Swiftwater laboratory starts with Col. Slee

Original stone buildings of Slee's Pocono Biological Laboratories in Swiftwater, Pa.
What began as a smallpox vaccine laboratory in 1897
is now a major international vaccine manufacturer called Sanofi Pasteur.

By Amy Leiser, Executive Director
Monroe County Historical Association

Richard M. Slee was born in Brooklyn, N.Y., on September 15, 1867 to Canadian immigrants, Richard and Maria Jane (Orr) Slee. He was the oldest of three children and had a younger sister, Elizabeth, born in 1871 and a brother, Alfred, born in 1877. Unfortunately, Slee’s siblings died before reaching adulthood; his sister died in 1883 from scarlet fever, and his brother died in 1878 from meningitis. It is uncertain if these deaths influenced Slee (who was a teenager at the time of the deaths) to choose a career in the medical field focusing on vaccination, but these deaths certainly impacted his life. Both scarlet fever and meningitis would later become preventable diseases through vaccination.

Slee attended the Long Island College Hospital where he studied medical education. He was an excellent student and received scholarships as well as the Dudley Gold Medal and the Lewis Anatomical Prize. When he graduated in 1891, Slee joined forces with Dr. George Sternberg, a renowned bacteriologist, who studied infectious diseases, specifically smallpox.

Smallpox caused millions of deaths worldwide in the 20th century. Vaccination against smallpox had been developed by a British doctor in the 1700s who discovered the disease could be prevented by inoculating humans with cowpox. While using cowpox as a vaccine was successful in preventing smallpox, the side effects of the inoculation were severe and many people refused to be vaccinated.

Sternberg was concerned by the public’s refusal to embrace the scientifically-proven cowpox vaccine and sent Slee to France after hearing about a new method of distributing the vaccine. Slee reported that the Pasteur Institute in France had developed a better vaccine with fewer side-effects. Also, the new vaccine was mixed with glycerin to improve its shelf-life. Sternberg encouraged Slee to establish a laboratory to develop an improved glycerolized smallpox vaccine.

Slee first came to Monroe County in the early 1890s. He had contracted cholera and traveled to Swiftwater to recuperate and enjoy the “fresh air and invigorating waters.” Richard Slee stayed at the Swiftwater Inn owned by Arthur and Ella Maginnis. While resting at the Swiftwater Inn, Slee met and fell in love with the owner’s daughter, Ella. Richard and Ella were married in 1892. Arthur Maginnis died and Ella, along with her mother, inherited the Swiftwater Inn and the surrounding acreage. Slee now had the perfect location to build his laboratory.

In 1897, Slee established his laboratory, Pocono Biological Laboratories; his first client was the U.S. Army. Slee’s lab was the first and only company in the United States to produce France’s improved smallpox vaccine. Only one year later, Slee provided all of the vaccines used in Cuba during the Spanish-American War in 1898.

In 1908, the U.S. Army created the Medical Reserve Corps. Richard Slee was among the first to serve, and his commission led him to begin his career in the military and his active participation in the Reserves. From 1913 to 1917, he was the Sanitation Officer at the 50th reunion of the Civil War Veterans held in Gettysburg, the Sanitary Officer at the Medical Officers Training camp in Tobyhanna, and completed correspondent classes for medical officers through Fort Leavenworth, Kansas.

During the first two months of World War I in 1917, Slee reported for duty at Camp Crane in Allentown, serving in the Army Ambulance Corp. Upon his arrival in Allentown, Slee was promoted to major. In 1918, he was promoted to lieutenant colonel, and in 1919, Slee became a colonel and took command of the Allentown camp. In 1922, Slee rose to national commander of the U.S. Army Ambulance Service Association.

While Slee pursued his military career, his laboratory continued under the guidance of his son, Arthur.
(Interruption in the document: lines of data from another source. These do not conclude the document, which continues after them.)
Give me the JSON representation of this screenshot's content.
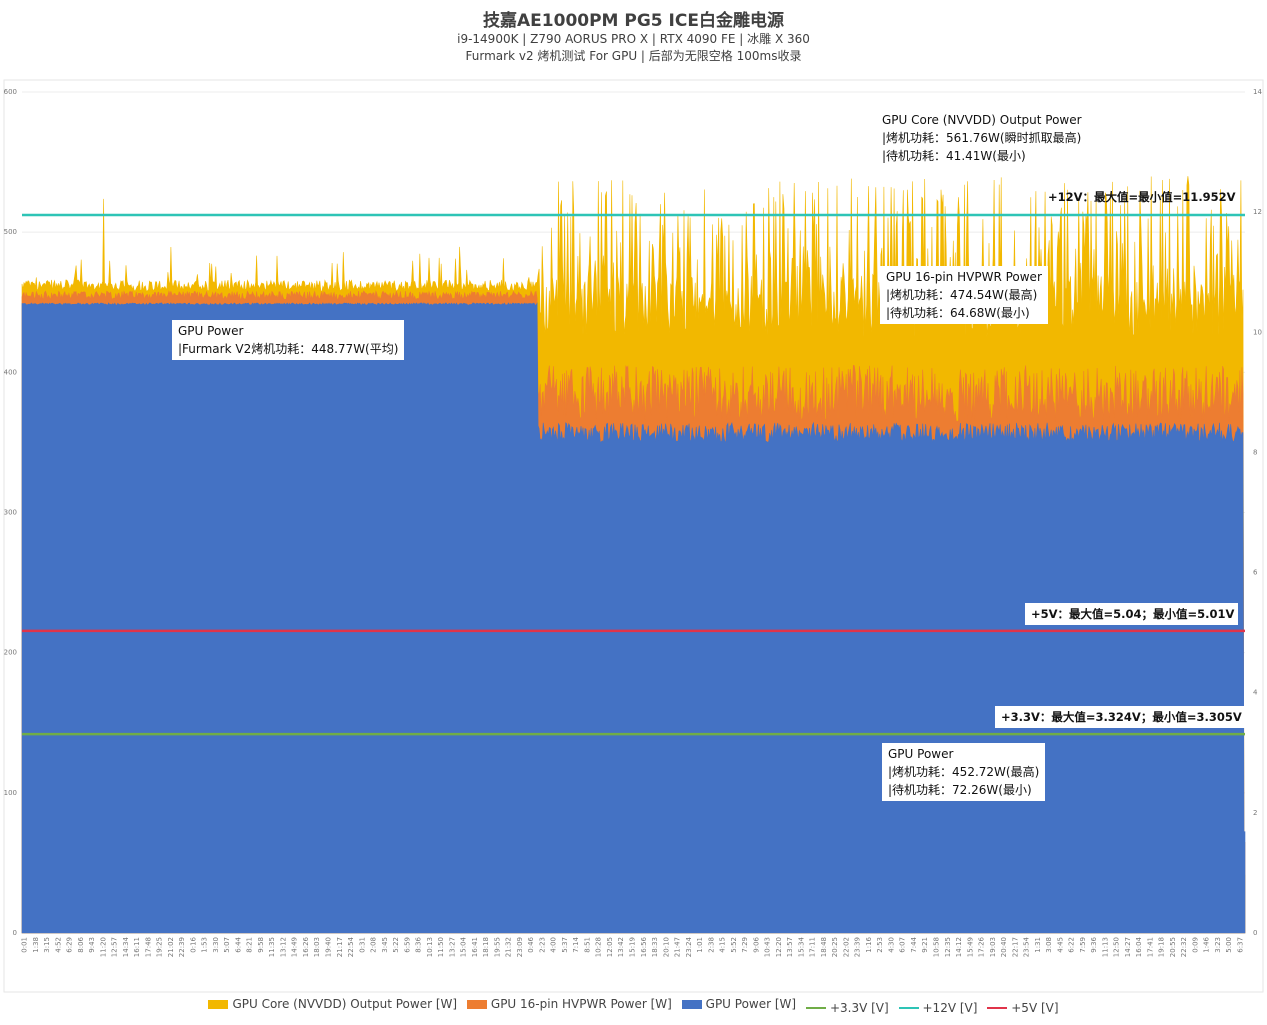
{
  "title": "技嘉AE1000PM PG5 ICE白金雕电源",
  "subtitle1": "i9-14900K | Z790 AORUS PRO X | RTX 4090 FE | 冰雕 X 360",
  "subtitle2": "Furmark v2 烤机测试 For GPU | 后部为无限空格 100ms收录",
  "annotations": {
    "gpu_power_avg": [
      "GPU Power",
      "|Furmark V2烤机功耗：448.77W(平均)"
    ],
    "nvvdd": [
      "GPU Core (NVVDD) Output Power",
      "|烤机功耗：561.76W(瞬时抓取最高)",
      "|待机功耗：41.41W(最小)"
    ],
    "hvpwr": [
      "GPU 16-pin HVPWR Power",
      "|烤机功耗：474.54W(最高)",
      "|待机功耗：64.68W(最小)"
    ],
    "v12": "+12V：最大值=最小值=11.952V",
    "v5": "+5V：最大值=5.04；最小值=5.01V",
    "v33": "+3.3V：最大值=3.324V；最小值=3.305V",
    "gpu_power": [
      "GPU Power",
      "|烤机功耗：452.72W(最高)",
      "|待机功耗：72.26W(最小)"
    ]
  },
  "chart_data": {
    "type": "area",
    "sampling": "100ms",
    "y_left": {
      "label": "W",
      "range": [
        0,
        600
      ],
      "ticks": [
        0,
        100,
        200,
        300,
        400,
        500,
        600
      ]
    },
    "y_right": {
      "label": "V",
      "range": [
        0,
        14
      ],
      "ticks": [
        0,
        2,
        4,
        6,
        8,
        10,
        12,
        14
      ]
    },
    "grid": true,
    "legend_position": "bottom",
    "x_start": "0:01",
    "x_step_seconds": 97,
    "x_tick_count": 109,
    "phase_split_fraction": 0.422,
    "series": [
      {
        "name": "GPU Core (NVVDD) Output Power [W]",
        "kind": "area",
        "axis": "left",
        "color": "#F2B800",
        "phase1_level": 458,
        "phase2_level": 425,
        "phase2_spike_max": 540,
        "max": 561.76,
        "min": 41.41
      },
      {
        "name": "GPU 16-pin HVPWR Power [W]",
        "kind": "area",
        "axis": "left",
        "color": "#ED7D31",
        "phase1_level": 452,
        "phase2_level": 385,
        "max": 474.54,
        "min": 64.68
      },
      {
        "name": "GPU Power [W]",
        "kind": "area",
        "axis": "left",
        "color": "#4472C4",
        "phase1_level": 448.77,
        "phase2_level": 357,
        "max": 452.72,
        "min": 72.26
      },
      {
        "name": "+3.3V [V]",
        "kind": "line",
        "axis": "right",
        "color": "#70AD47",
        "value": 3.31,
        "max": 3.324,
        "min": 3.305
      },
      {
        "name": "+12V [V]",
        "kind": "line",
        "axis": "right",
        "color": "#2EC4B6",
        "value": 11.952,
        "max": 11.952,
        "min": 11.952
      },
      {
        "name": "+5V [V]",
        "kind": "line",
        "axis": "right",
        "color": "#E0344A",
        "value": 5.03,
        "max": 5.04,
        "min": 5.01
      }
    ]
  }
}
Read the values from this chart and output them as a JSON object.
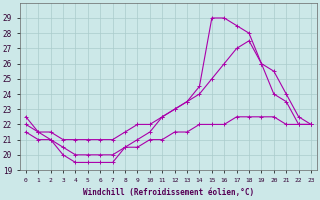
{
  "background_color": "#cce8e8",
  "grid_color": "#aacccc",
  "line_color": "#aa00aa",
  "xlim": [
    -0.5,
    23.5
  ],
  "ylim": [
    19,
    30
  ],
  "yticks": [
    19,
    20,
    21,
    22,
    23,
    24,
    25,
    26,
    27,
    28,
    29
  ],
  "xlabel": "Windchill (Refroidissement éolien,°C)",
  "line1_x": [
    0,
    1,
    2,
    3,
    4,
    5,
    6,
    7,
    8,
    9,
    10,
    11,
    12,
    13,
    14,
    15,
    16,
    17,
    18,
    19,
    20,
    21,
    22,
    23
  ],
  "line1_y": [
    22.5,
    21.5,
    21.0,
    20.0,
    19.5,
    19.5,
    19.5,
    19.5,
    20.5,
    21.0,
    21.5,
    22.5,
    23.0,
    23.5,
    24.5,
    29.0,
    29.0,
    28.5,
    28.0,
    26.0,
    24.0,
    23.5,
    22.0,
    22.0
  ],
  "line2_x": [
    0,
    1,
    2,
    3,
    4,
    5,
    6,
    7,
    8,
    9,
    10,
    11,
    12,
    13,
    14,
    15,
    16,
    17,
    18,
    19,
    20,
    21,
    22,
    23
  ],
  "line2_y": [
    22.0,
    21.5,
    21.5,
    21.0,
    21.0,
    21.0,
    21.0,
    21.0,
    21.5,
    22.0,
    22.0,
    22.5,
    23.0,
    23.5,
    24.0,
    25.0,
    26.0,
    27.0,
    27.5,
    26.0,
    25.5,
    24.0,
    22.5,
    22.0
  ],
  "line3_x": [
    0,
    1,
    2,
    3,
    4,
    5,
    6,
    7,
    8,
    9,
    10,
    11,
    12,
    13,
    14,
    15,
    16,
    17,
    18,
    19,
    20,
    21,
    22,
    23
  ],
  "line3_y": [
    21.5,
    21.0,
    21.0,
    20.5,
    20.0,
    20.0,
    20.0,
    20.0,
    20.5,
    20.5,
    21.0,
    21.0,
    21.5,
    21.5,
    22.0,
    22.0,
    22.0,
    22.5,
    22.5,
    22.5,
    22.5,
    22.0,
    22.0,
    22.0
  ]
}
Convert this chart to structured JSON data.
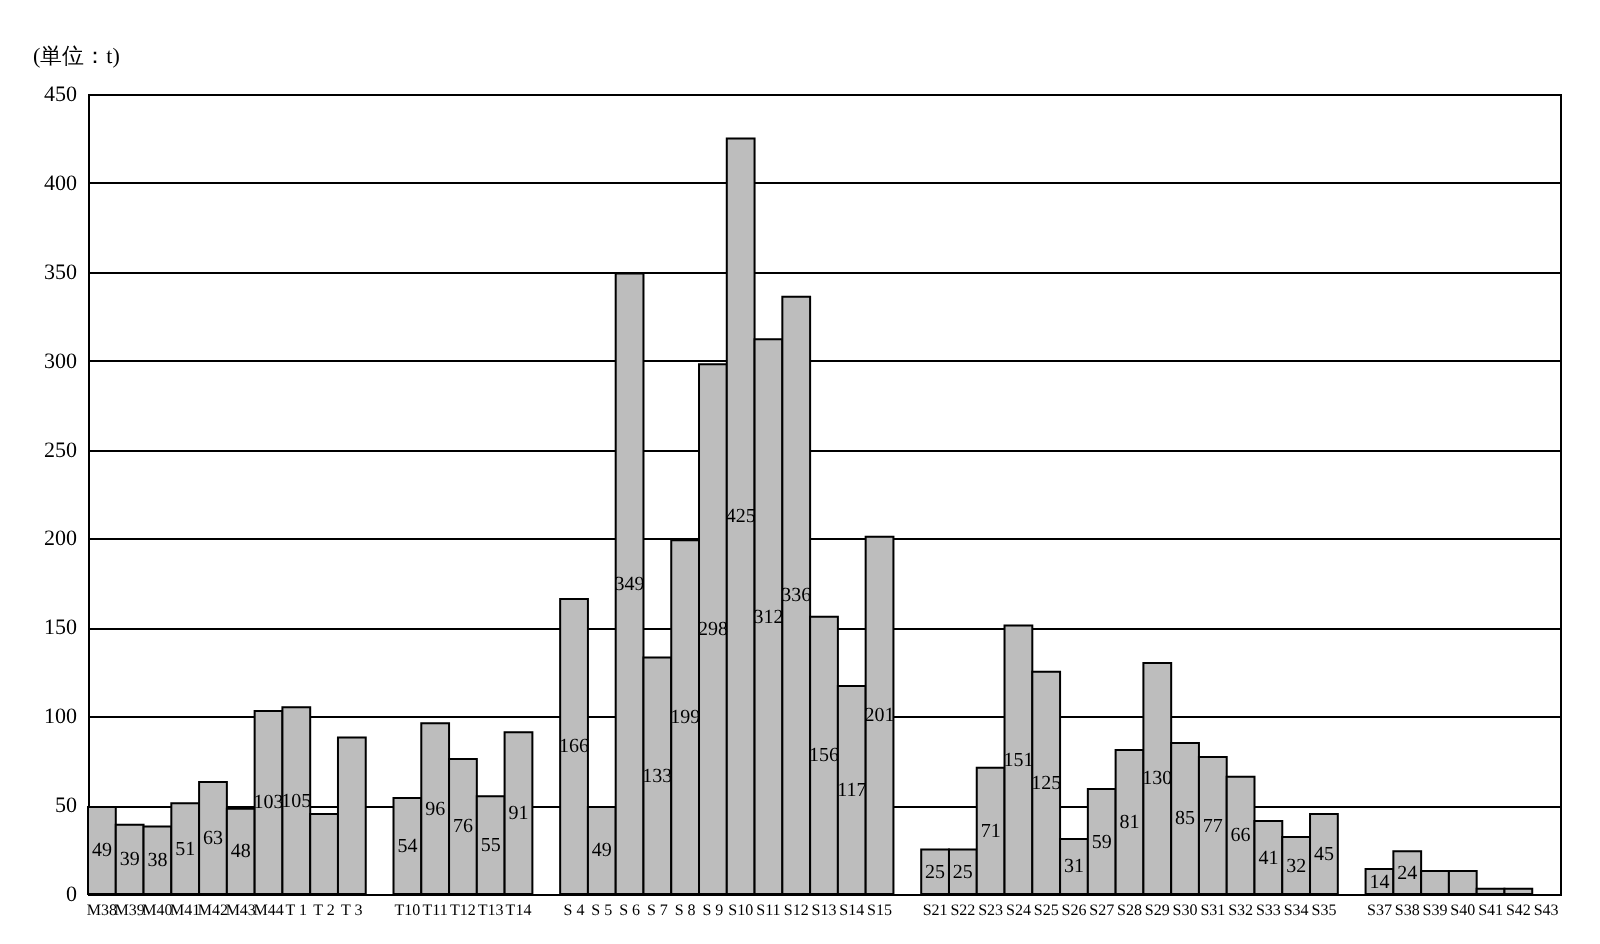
{
  "chart_data": {
    "type": "bar",
    "ylabel": "(単位：t)",
    "categories": [
      "M38",
      "M39",
      "M40",
      "M41",
      "M42",
      "M43",
      "M44",
      "T 1",
      "T 2",
      "T 3",
      null,
      "T10",
      "T11",
      "T12",
      "T13",
      "T14",
      null,
      "S 4",
      "S 5",
      "S 6",
      "S 7",
      "S 8",
      "S 9",
      "S10",
      "S11",
      "S12",
      "S13",
      "S14",
      "S15",
      null,
      "S21",
      "S22",
      "S23",
      "S24",
      "S25",
      "S26",
      "S27",
      "S28",
      "S29",
      "S30",
      "S31",
      "S32",
      "S33",
      "S34",
      "S35",
      null,
      "S37",
      "S38",
      "S39",
      "S40",
      "S41",
      "S42",
      "S43"
    ],
    "values": [
      49,
      39,
      38,
      51,
      63,
      48,
      103,
      105,
      45,
      88,
      null,
      54,
      96,
      76,
      55,
      91,
      null,
      166,
      49,
      349,
      133,
      199,
      298,
      425,
      312,
      336,
      156,
      117,
      201,
      null,
      25,
      25,
      71,
      151,
      125,
      31,
      59,
      81,
      130,
      85,
      77,
      66,
      41,
      32,
      45,
      null,
      14,
      24,
      13,
      13,
      3,
      3,
      null
    ],
    "value_labels": [
      "49",
      "39",
      "38",
      "51",
      "63",
      "48",
      "103",
      "105",
      null,
      null,
      null,
      "54",
      "96",
      "76",
      "55",
      "91",
      null,
      "166",
      "49",
      "349",
      "133",
      "199",
      "298",
      "425",
      "312",
      "336",
      "156",
      "117",
      "201",
      null,
      "25",
      "25",
      "71",
      "151",
      "125",
      "31",
      "59",
      "81",
      "130",
      "85",
      "77",
      "66",
      "41",
      "32",
      "45",
      null,
      "14",
      "24",
      null,
      null,
      null,
      null,
      null
    ],
    "color": "#bdbdbd",
    "ylim": [
      0,
      450
    ],
    "yticks": [
      0,
      50,
      100,
      150,
      200,
      250,
      300,
      350,
      400,
      450
    ],
    "grid": "y"
  }
}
The laboratory continued to be successful, creating the smallpox vaccine and began expanding, both in different vaccine manufacturing and laboratory space. According to the 1915 Christmas edition of
The Times-Democrat newspaper, the laboratory in Swiftwater manufactured vaccines for tetanus, diphtheria, typhoid, and canine distemper to be used in the Unites States and around the world. The article noted that in 1914, the laboratory could no longer accept new orders and had to turn away requests for vaccines from European countries – the labs simply could not keep up with the world-wide demand. The estimated money lost from not accepting the new orders in 1914 was one million dollars.

With his laboratory in Swiftwater a great success, Slee joined the New York State Department of Health in 1923 where he stayed until his retirement in 1937. He returned to Monroe County and lived in Stroudsburg. Col. Richard Slee died in Stroudsburg on April 8, 1945 and is buried in the family plot at Laurelwood Cemetery.